Since the Malaysia-Singapore border closed, businesses in JB have suffered quite a fair bit from the lack of Singaporean shoppers.
Johor Chief Minister Hasni Mohammad recently said that the state government's revenue has dropped by 20 per cent, partly due to the drop in Singaporean visitors, Free Malaysia Today reported.
He added that the impact of the loss of Singaporean visitors is greater for Johor as compared to other parts of the country.
When Singapore faces economic challenges, Johor will be twice as affected as compared to other states.
Businesses in JB affected by border closure
The most affected businesses include food and beverage (F&B) outlets, hairdressing shops, and car wash service providers, according to an 8world News video.
One notable example is the popular bakery shop Hiap Joo, one of Singaporeans' favourite haunts in JB that is famous for its banana cakes.
A spokesperson of popular bakery shop Hiap Joo, Lim Toh Shin, said in the video that 30 to 50 per cent of its sales comes from Singaporean visitors.
Since the start of the lockdown in Malaysia, sales have dropped by 50 per cent but the business is still sustained by domestic demands.
Lim said that it still earns enough to get by and to pay the workers their salaries.
Without Singaporeans, the number of shoppers has also dropped significantly in shopping malls, such as the Paradigm Mall and the Paragon Market Place.
A spokesperson of Paradigm Mall said: "Obviously, without the Singaporeans, the numbers are badly affected."
Turning to domestic market and online marketing
However, mall operators are turning to the domestic market during this period by providing drive-through pick up services for Malaysian shoppers to collect their purchases from the mall without stepping into the mall.

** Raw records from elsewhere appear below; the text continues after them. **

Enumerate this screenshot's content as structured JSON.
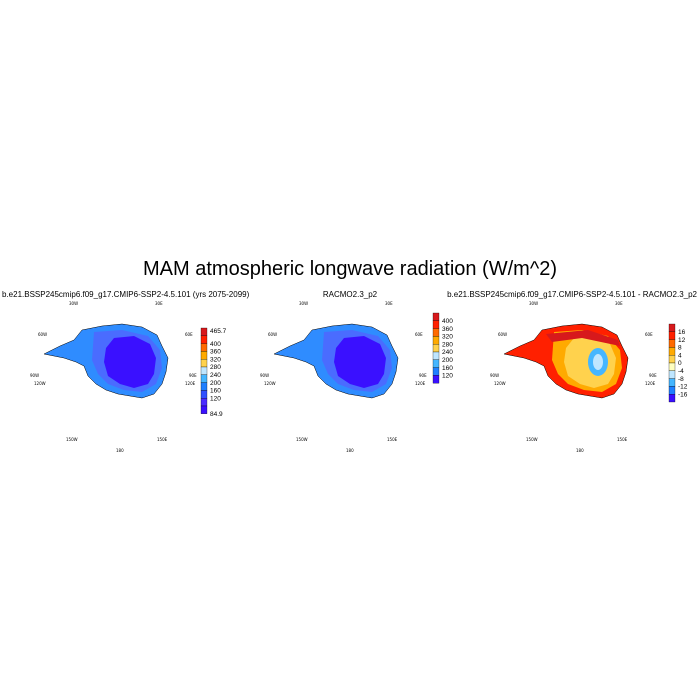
{
  "figure": {
    "title": "MAM atmospheric longwave radiation (W/m^2)"
  },
  "panels": [
    {
      "title": "b.e21.BSSP245cmip6.f09_g17.CMIP6-SSP2-4.5.101 (yrs 2075-2099)",
      "lon_labels": [
        "30W",
        "30E",
        "60W",
        "60E",
        "90W",
        "90E",
        "120W",
        "120E",
        "150W",
        "150E",
        "180"
      ],
      "colorbar": {
        "labels": [
          "465.7",
          "400",
          "360",
          "320",
          "280",
          "240",
          "200",
          "160",
          "120",
          "84.9"
        ],
        "colors": [
          "#d7191c",
          "#ff2000",
          "#ff6a00",
          "#ffaa00",
          "#ffd24d",
          "#bfe6ff",
          "#45b6ff",
          "#1f7fff",
          "#3050ff",
          "#4a2cff",
          "#3a10ff"
        ]
      }
    },
    {
      "title": "RACMO2.3_p2",
      "lon_labels": [
        "30W",
        "30E",
        "60W",
        "60E",
        "90W",
        "90E",
        "120W",
        "120E",
        "150W",
        "150E",
        "180"
      ],
      "colorbar": {
        "labels": [
          "400",
          "360",
          "320",
          "280",
          "240",
          "200",
          "160",
          "120"
        ],
        "colors": [
          "#d7191c",
          "#ff2000",
          "#ff6a00",
          "#ffaa00",
          "#ffd24d",
          "#bfe6ff",
          "#45b6ff",
          "#1f7fff",
          "#3a10ff"
        ]
      }
    },
    {
      "title": "b.e21.BSSP245cmip6.f09_g17.CMIP6-SSP2-4.5.101 - RACMO2.3_p2",
      "lon_labels": [
        "30W",
        "30E",
        "60W",
        "60E",
        "90W",
        "90E",
        "120W",
        "120E",
        "150W",
        "150E",
        "180"
      ],
      "colorbar": {
        "labels": [
          "16",
          "12",
          "8",
          "4",
          "0",
          "-4",
          "-8",
          "-12",
          "-16"
        ],
        "colors": [
          "#d7191c",
          "#ff2000",
          "#ff6a00",
          "#ffaa00",
          "#ffd24d",
          "#ffffc0",
          "#bfe6ff",
          "#45b6ff",
          "#1f7fff",
          "#3a10ff"
        ]
      }
    }
  ]
}
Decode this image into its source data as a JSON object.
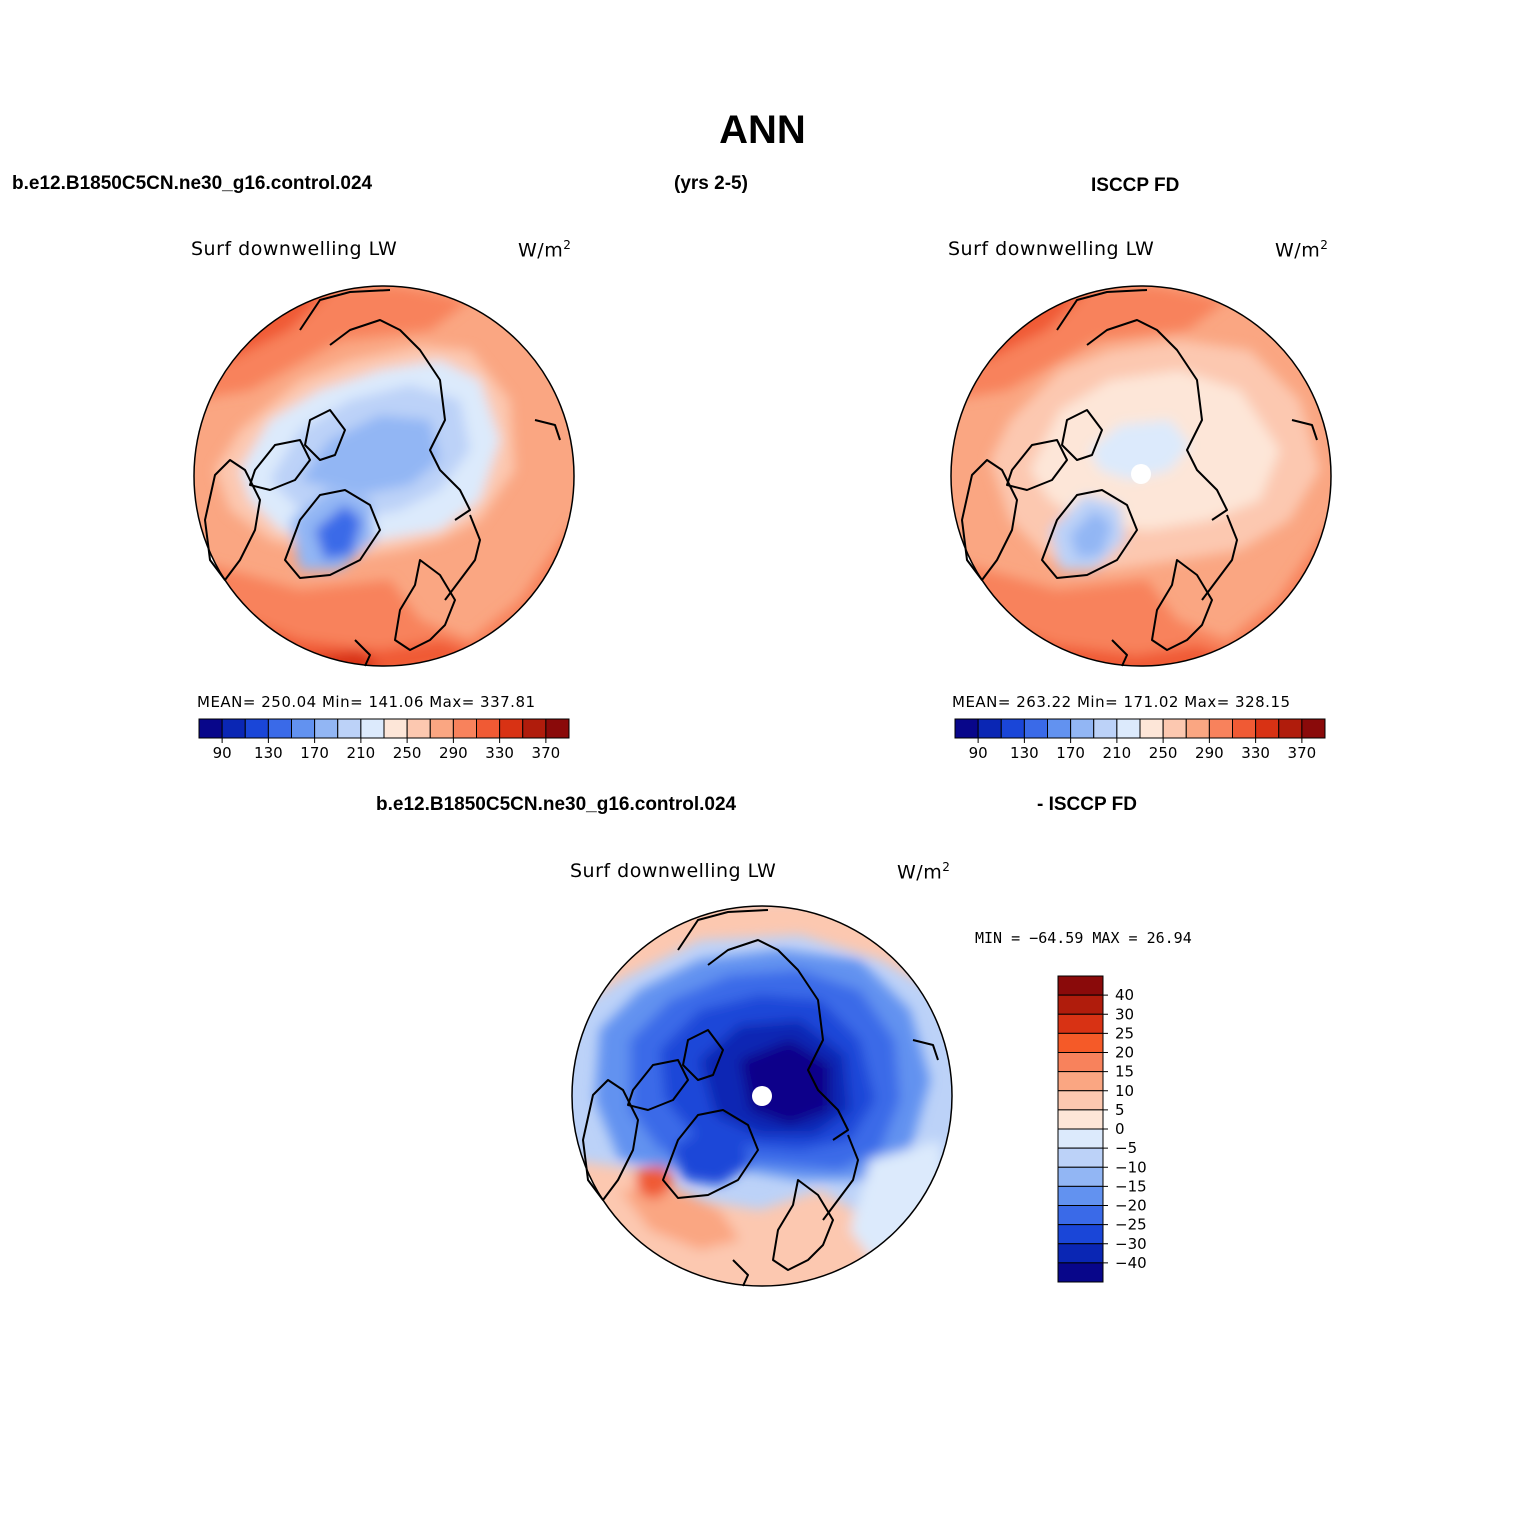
{
  "page": {
    "title": "ANN",
    "case_name": "b.e12.B1850C5CN.ne30_g16.control.024",
    "years": "(yrs 2-5)",
    "obs_name": "ISCCP FD",
    "diff_case_name": "b.e12.B1850C5CN.ne30_g16.control.024",
    "diff_obs_name": "- ISCCP FD"
  },
  "panels": {
    "model": {
      "variable": "Surf downwelling LW",
      "units": "W/m",
      "units_exp": "2",
      "stats": "MEAN= 250.04   Min= 141.06   Max= 337.81"
    },
    "obs": {
      "variable": "Surf downwelling LW",
      "units": "W/m",
      "units_exp": "2",
      "stats": "MEAN= 263.22   Min= 171.02   Max= 328.15"
    },
    "diff": {
      "variable": "Surf downwelling LW",
      "units": "W/m",
      "units_exp": "2",
      "stats": "MIN = −64.59 MAX =   26.94"
    }
  },
  "colorbars": {
    "absolute": {
      "colors": [
        "#08068a",
        "#0a26b4",
        "#1a46d8",
        "#3a6ae8",
        "#6292f0",
        "#92b6f4",
        "#bcd2f8",
        "#dceafc",
        "#fde6d8",
        "#fcc8b0",
        "#faa682",
        "#f8825c",
        "#f05a34",
        "#d83214",
        "#b01c0c",
        "#8a0a0a"
      ],
      "labels": [
        "90",
        "130",
        "170",
        "210",
        "250",
        "290",
        "330",
        "370"
      ]
    },
    "difference": {
      "colors": [
        "#8a0a0a",
        "#b01c0c",
        "#d83214",
        "#f55a28",
        "#f8825c",
        "#faa682",
        "#fcc8b0",
        "#fde6d8",
        "#dceafc",
        "#bcd2f8",
        "#92b6f4",
        "#6292f0",
        "#3a6ae8",
        "#1a46d8",
        "#0a26b4",
        "#08068a"
      ],
      "labels": [
        "40",
        "30",
        "25",
        "20",
        "15",
        "10",
        "5",
        "0",
        "−5",
        "−10",
        "−15",
        "−20",
        "−25",
        "−30",
        "−40"
      ]
    }
  }
}
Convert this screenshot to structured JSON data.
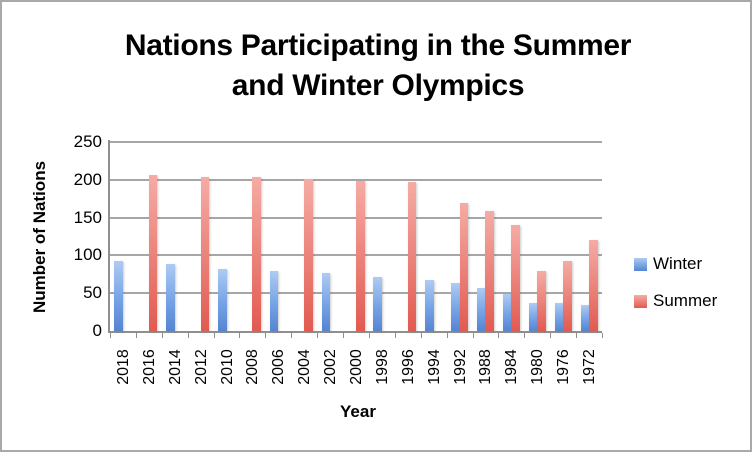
{
  "window": {
    "background": "#ffffff",
    "border_color": "#a9a9a9"
  },
  "colors": {
    "gridline": "#a6a6a6",
    "axis": "#8f8f8f",
    "tick": "#8f8f8f",
    "text": "#000000"
  },
  "chart_data": {
    "type": "bar",
    "title": "Nations Participating in the Summer and Winter Olympics",
    "title_lines": [
      "Nations Participating in the Summer",
      "and Winter Olympics"
    ],
    "xlabel": "Year",
    "ylabel": "Number of Nations",
    "ylim": [
      0,
      250
    ],
    "yticks": [
      0,
      50,
      100,
      150,
      200,
      250
    ],
    "grid": "horizontal-on",
    "legend_position": "right",
    "legend_entries": [
      "Winter",
      "Summer"
    ],
    "categories": [
      "2018",
      "2016",
      "2014",
      "2012",
      "2010",
      "2008",
      "2006",
      "2004",
      "2002",
      "2000",
      "1998",
      "1996",
      "1994",
      "1992",
      "1988",
      "1984",
      "1980",
      "1976",
      "1972"
    ],
    "series": [
      {
        "name": "Winter",
        "color": "#6d9ee6",
        "gradient": [
          "#aecbf3",
          "#76a3e6",
          "#5585d2"
        ],
        "values": [
          92,
          null,
          88,
          null,
          82,
          null,
          80,
          null,
          77,
          null,
          72,
          null,
          67,
          64,
          57,
          49,
          37,
          37,
          35
        ]
      },
      {
        "name": "Summer",
        "color": "#e8756b",
        "gradient": [
          "#f5aca4",
          "#ea8078",
          "#e25a50"
        ],
        "values": [
          null,
          207,
          null,
          204,
          null,
          204,
          null,
          201,
          null,
          199,
          null,
          197,
          null,
          169,
          159,
          140,
          80,
          92,
          121
        ]
      }
    ]
  }
}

This service has been well received by local shoppers especially parents who need to do their grocery and take care of their children.
Several retailers have also gone online to sell their products and even seek other opportunities during this period.
For example, a motorcycle repair and servicing shop owner, Lin Zhong Wu, has turned to selling disinfectants via live-streaming to stay afloat.
They also worked on their websites during this period.
"Rather than waiting to die, we try to go online. In the past, we were too busy and didn't spend much time on online marketing," Lin said in the 8world News interview.
In the longer term, infrastructural development such as the JB-Singapore Rapid Transit System and low labour costs will also help keep JB competitive, a representative from the JB Chinese Chamber of Commerce and Industry Youth Committee said.
About 10.2 million visitors arrived in Malaysia from Singapore last year.